After much speculation over the last few weeks, the Governers of the Bank of England have voted to raise interest rates in the UK by 0.75% from 2.25% to 3% – the highest one day rise in 30 years, but what does this mean for you?
Giles Coghlan, Chief Market Analyst of HYCM, said: “Today’s decision from the Bank of England will come as no surprise to the markets, which had already priced in a 75bps hike and forecasted a peak of 4.75% in August next year. In line with consensus, the hike comes as the markets have been restored to some degree of calm following the departure of Liz Truss and her large package of fiscal borrowing against spiralling inflation.
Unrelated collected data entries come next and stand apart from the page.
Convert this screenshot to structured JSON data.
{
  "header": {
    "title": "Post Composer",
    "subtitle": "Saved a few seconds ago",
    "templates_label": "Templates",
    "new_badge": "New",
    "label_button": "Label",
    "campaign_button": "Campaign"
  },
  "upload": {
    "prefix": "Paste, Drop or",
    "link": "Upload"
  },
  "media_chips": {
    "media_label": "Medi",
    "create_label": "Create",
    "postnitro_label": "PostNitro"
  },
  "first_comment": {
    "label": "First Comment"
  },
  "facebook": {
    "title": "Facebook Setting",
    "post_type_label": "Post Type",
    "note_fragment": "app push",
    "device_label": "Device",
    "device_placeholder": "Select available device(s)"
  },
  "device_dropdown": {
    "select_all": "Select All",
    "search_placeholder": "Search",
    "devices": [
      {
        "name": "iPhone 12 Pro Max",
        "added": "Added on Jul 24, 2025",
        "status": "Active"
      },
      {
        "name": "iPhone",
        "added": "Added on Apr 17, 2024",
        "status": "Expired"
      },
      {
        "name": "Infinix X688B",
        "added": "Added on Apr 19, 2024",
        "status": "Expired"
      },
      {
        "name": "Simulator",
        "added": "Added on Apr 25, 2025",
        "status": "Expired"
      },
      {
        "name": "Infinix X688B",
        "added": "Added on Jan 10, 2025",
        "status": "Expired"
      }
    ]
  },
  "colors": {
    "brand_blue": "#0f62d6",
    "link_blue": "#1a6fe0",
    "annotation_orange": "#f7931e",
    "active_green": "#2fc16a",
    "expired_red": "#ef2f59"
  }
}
“For now, at least, Rishi Sunak’s elevation to PM has instilled some sense of stability in the gilt markets and the wider economy, which has made the Bank of England’s decision easier today. This was reflected in the fact that the Band Of England now expect to raise interest rates to a lower peak than was previously priced into markets. This will be welcome news to UK homeowners about to renew their mortgages. The impact of the Energy Price Guarantee is seen by the BoE as reducing inflationary pressure to 11% for 2022 Q4 (down from August’s projections), so this will in part be why the BoE see the need to raise rates to a lower terminal rate. The BoE see inflation falling back early next year and back down to 2% in 2 years time.
“The other reason the BoE need to do less is that the fiscal side of things will see more tightening on household budgets. All eyes will now turn to the new prime minister’s first budget on the 17th of November as it will be the biggest factor in determining both the path of the Bank of England’s interest rates and the direction of the GBP.
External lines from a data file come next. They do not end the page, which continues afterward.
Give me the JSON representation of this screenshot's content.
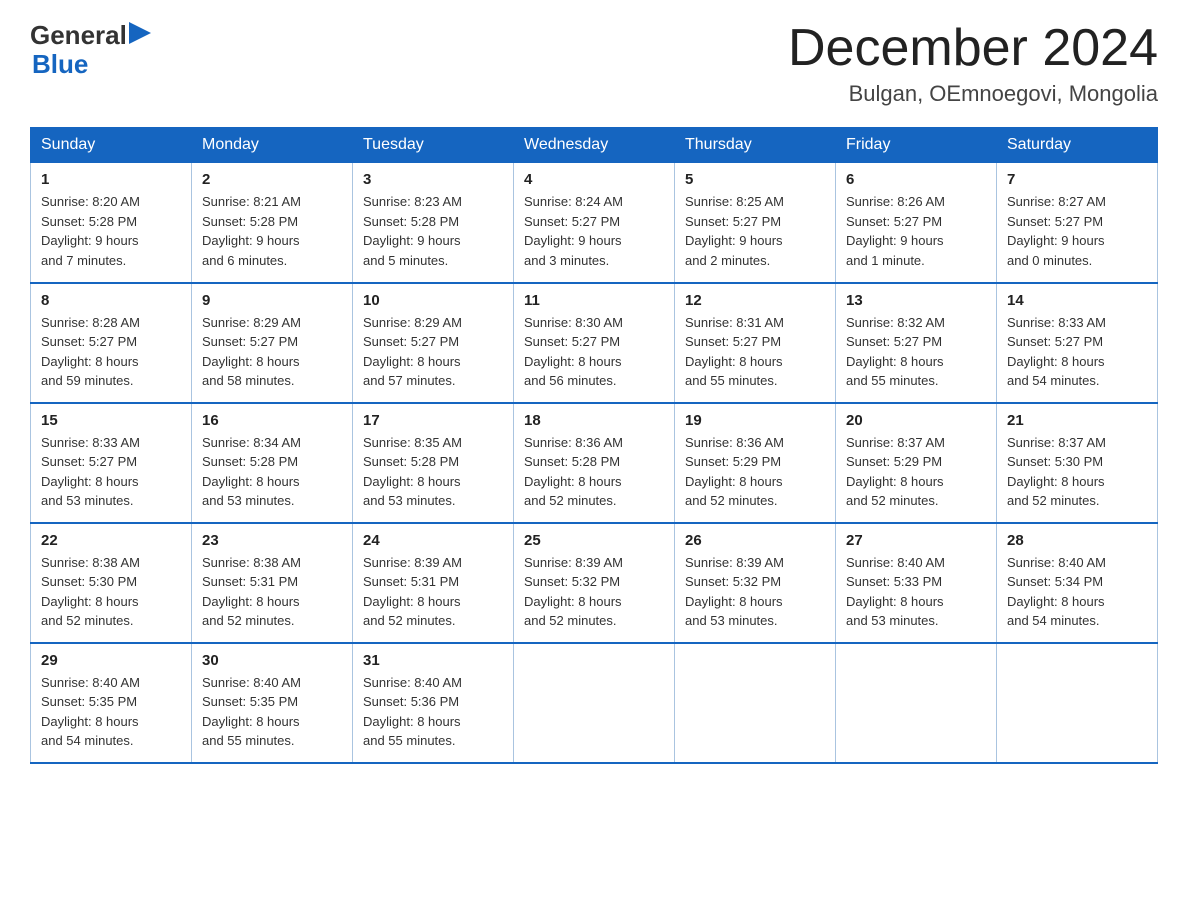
{
  "logo": {
    "general": "General",
    "arrow": "▶",
    "blue": "Blue"
  },
  "title": "December 2024",
  "location": "Bulgan, OEmnoegovi, Mongolia",
  "days_of_week": [
    "Sunday",
    "Monday",
    "Tuesday",
    "Wednesday",
    "Thursday",
    "Friday",
    "Saturday"
  ],
  "weeks": [
    [
      {
        "day": "1",
        "sunrise": "8:20 AM",
        "sunset": "5:28 PM",
        "daylight": "9 hours and 7 minutes."
      },
      {
        "day": "2",
        "sunrise": "8:21 AM",
        "sunset": "5:28 PM",
        "daylight": "9 hours and 6 minutes."
      },
      {
        "day": "3",
        "sunrise": "8:23 AM",
        "sunset": "5:28 PM",
        "daylight": "9 hours and 5 minutes."
      },
      {
        "day": "4",
        "sunrise": "8:24 AM",
        "sunset": "5:27 PM",
        "daylight": "9 hours and 3 minutes."
      },
      {
        "day": "5",
        "sunrise": "8:25 AM",
        "sunset": "5:27 PM",
        "daylight": "9 hours and 2 minutes."
      },
      {
        "day": "6",
        "sunrise": "8:26 AM",
        "sunset": "5:27 PM",
        "daylight": "9 hours and 1 minute."
      },
      {
        "day": "7",
        "sunrise": "8:27 AM",
        "sunset": "5:27 PM",
        "daylight": "9 hours and 0 minutes."
      }
    ],
    [
      {
        "day": "8",
        "sunrise": "8:28 AM",
        "sunset": "5:27 PM",
        "daylight": "8 hours and 59 minutes."
      },
      {
        "day": "9",
        "sunrise": "8:29 AM",
        "sunset": "5:27 PM",
        "daylight": "8 hours and 58 minutes."
      },
      {
        "day": "10",
        "sunrise": "8:29 AM",
        "sunset": "5:27 PM",
        "daylight": "8 hours and 57 minutes."
      },
      {
        "day": "11",
        "sunrise": "8:30 AM",
        "sunset": "5:27 PM",
        "daylight": "8 hours and 56 minutes."
      },
      {
        "day": "12",
        "sunrise": "8:31 AM",
        "sunset": "5:27 PM",
        "daylight": "8 hours and 55 minutes."
      },
      {
        "day": "13",
        "sunrise": "8:32 AM",
        "sunset": "5:27 PM",
        "daylight": "8 hours and 55 minutes."
      },
      {
        "day": "14",
        "sunrise": "8:33 AM",
        "sunset": "5:27 PM",
        "daylight": "8 hours and 54 minutes."
      }
    ],
    [
      {
        "day": "15",
        "sunrise": "8:33 AM",
        "sunset": "5:27 PM",
        "daylight": "8 hours and 53 minutes."
      },
      {
        "day": "16",
        "sunrise": "8:34 AM",
        "sunset": "5:28 PM",
        "daylight": "8 hours and 53 minutes."
      },
      {
        "day": "17",
        "sunrise": "8:35 AM",
        "sunset": "5:28 PM",
        "daylight": "8 hours and 53 minutes."
      },
      {
        "day": "18",
        "sunrise": "8:36 AM",
        "sunset": "5:28 PM",
        "daylight": "8 hours and 52 minutes."
      },
      {
        "day": "19",
        "sunrise": "8:36 AM",
        "sunset": "5:29 PM",
        "daylight": "8 hours and 52 minutes."
      },
      {
        "day": "20",
        "sunrise": "8:37 AM",
        "sunset": "5:29 PM",
        "daylight": "8 hours and 52 minutes."
      },
      {
        "day": "21",
        "sunrise": "8:37 AM",
        "sunset": "5:30 PM",
        "daylight": "8 hours and 52 minutes."
      }
    ],
    [
      {
        "day": "22",
        "sunrise": "8:38 AM",
        "sunset": "5:30 PM",
        "daylight": "8 hours and 52 minutes."
      },
      {
        "day": "23",
        "sunrise": "8:38 AM",
        "sunset": "5:31 PM",
        "daylight": "8 hours and 52 minutes."
      },
      {
        "day": "24",
        "sunrise": "8:39 AM",
        "sunset": "5:31 PM",
        "daylight": "8 hours and 52 minutes."
      },
      {
        "day": "25",
        "sunrise": "8:39 AM",
        "sunset": "5:32 PM",
        "daylight": "8 hours and 52 minutes."
      },
      {
        "day": "26",
        "sunrise": "8:39 AM",
        "sunset": "5:32 PM",
        "daylight": "8 hours and 53 minutes."
      },
      {
        "day": "27",
        "sunrise": "8:40 AM",
        "sunset": "5:33 PM",
        "daylight": "8 hours and 53 minutes."
      },
      {
        "day": "28",
        "sunrise": "8:40 AM",
        "sunset": "5:34 PM",
        "daylight": "8 hours and 54 minutes."
      }
    ],
    [
      {
        "day": "29",
        "sunrise": "8:40 AM",
        "sunset": "5:35 PM",
        "daylight": "8 hours and 54 minutes."
      },
      {
        "day": "30",
        "sunrise": "8:40 AM",
        "sunset": "5:35 PM",
        "daylight": "8 hours and 55 minutes."
      },
      {
        "day": "31",
        "sunrise": "8:40 AM",
        "sunset": "5:36 PM",
        "daylight": "8 hours and 55 minutes."
      },
      null,
      null,
      null,
      null
    ]
  ],
  "labels": {
    "sunrise": "Sunrise:",
    "sunset": "Sunset:",
    "daylight": "Daylight:"
  }
}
“It is also worth noting the influence that the Federal Reserve’s meeting on Wednesday has on the GBP. With the Fed revealing that they see higher than originally thought interest rates ahead, it’s too early to call a definite peak in the USD. With this in mind, hopes of a rescue for the GBP from the US must be postponed for a little while longer, as further USD strength will continue to pressure the GBP. Today’s hike is gently GBP negative from the BoE, so the GBP should be pressured today.”
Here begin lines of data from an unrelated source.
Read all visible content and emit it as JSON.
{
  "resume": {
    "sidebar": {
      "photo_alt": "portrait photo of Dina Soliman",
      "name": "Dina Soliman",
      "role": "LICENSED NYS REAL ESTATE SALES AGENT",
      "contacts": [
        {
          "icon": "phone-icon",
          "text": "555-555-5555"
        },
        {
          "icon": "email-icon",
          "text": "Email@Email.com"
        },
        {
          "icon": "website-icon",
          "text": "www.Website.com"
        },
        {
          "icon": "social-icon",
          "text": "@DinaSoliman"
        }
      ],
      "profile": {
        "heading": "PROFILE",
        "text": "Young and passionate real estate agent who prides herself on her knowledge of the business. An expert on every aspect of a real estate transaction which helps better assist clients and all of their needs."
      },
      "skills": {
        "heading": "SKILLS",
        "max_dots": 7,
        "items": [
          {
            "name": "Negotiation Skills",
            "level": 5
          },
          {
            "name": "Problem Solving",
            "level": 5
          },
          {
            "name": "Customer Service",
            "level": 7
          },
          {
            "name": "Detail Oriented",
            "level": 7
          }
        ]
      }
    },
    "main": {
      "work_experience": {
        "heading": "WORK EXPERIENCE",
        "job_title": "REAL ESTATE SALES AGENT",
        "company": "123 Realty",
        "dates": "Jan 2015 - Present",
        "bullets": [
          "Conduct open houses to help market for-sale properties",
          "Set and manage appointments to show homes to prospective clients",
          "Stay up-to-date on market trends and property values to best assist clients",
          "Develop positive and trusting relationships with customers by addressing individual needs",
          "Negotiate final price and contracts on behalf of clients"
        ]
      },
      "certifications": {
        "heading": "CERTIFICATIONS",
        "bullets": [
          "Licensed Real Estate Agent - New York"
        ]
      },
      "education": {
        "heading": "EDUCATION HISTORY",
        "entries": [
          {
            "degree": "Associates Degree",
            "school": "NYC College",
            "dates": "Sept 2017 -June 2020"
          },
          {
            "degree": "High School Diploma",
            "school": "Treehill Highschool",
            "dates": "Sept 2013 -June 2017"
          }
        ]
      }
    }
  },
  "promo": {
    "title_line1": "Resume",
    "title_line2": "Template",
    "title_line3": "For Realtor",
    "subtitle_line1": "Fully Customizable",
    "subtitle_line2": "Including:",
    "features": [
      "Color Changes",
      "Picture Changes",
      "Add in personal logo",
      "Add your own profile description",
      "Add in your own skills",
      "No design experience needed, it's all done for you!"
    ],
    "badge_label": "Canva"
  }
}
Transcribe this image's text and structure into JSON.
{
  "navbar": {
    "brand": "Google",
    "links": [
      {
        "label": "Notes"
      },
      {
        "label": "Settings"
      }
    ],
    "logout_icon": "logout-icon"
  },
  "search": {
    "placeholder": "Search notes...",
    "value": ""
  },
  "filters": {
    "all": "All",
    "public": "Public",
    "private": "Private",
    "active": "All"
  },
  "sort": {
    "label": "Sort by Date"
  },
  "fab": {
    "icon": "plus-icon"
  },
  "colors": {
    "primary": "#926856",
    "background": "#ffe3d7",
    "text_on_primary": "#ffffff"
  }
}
Jatin Ondhia, CEO of property investment platform Shojin said: “There’s no longer any great shock in the Bank of England’s course of action, but we must prepare for the after-effects. Most obviously, while the signs suggested that the property market was already feeling the effects of rising interest rates, this latest, more significant jump, will certainly have an impact.
“As the cost of borrowing climbs sharply, people’s chances of getting onto or moving up the property ladder will diminish, while traditional property investments, like buy-to-lets, will likely become less attractive. We could see people pursue alternate forms of real estate investment, including fractional investment into developments.
“I would expect investors to consider the assets and markets they are backing right now, with diversification a logical route for many during times of high inflation and rising interest rates. Alternative investments could become more popular, with investors potentially seeking to
balance higher-risk options that could better keep pace with inflation at the same time as still gravitating towards safe haven assets.”
David Hannah, Chairman of Cornerstone Tax stated ” The announcement of the biggest interest rate hike in more than three decades today will continue to add strain to homeowners. We are seeing a new level of unaffordable house prices in the UK property market, and the property market is now becoming increasingly difficult to enter for first-time buyers, and even though the average price of a property is falling, the increase in mortgage rates and the decrease in availability of mortgages are significant problems. We all know the challenges the UK’s property market is currently navigating – inflation and rising interest rates are causing a whole raft of issues.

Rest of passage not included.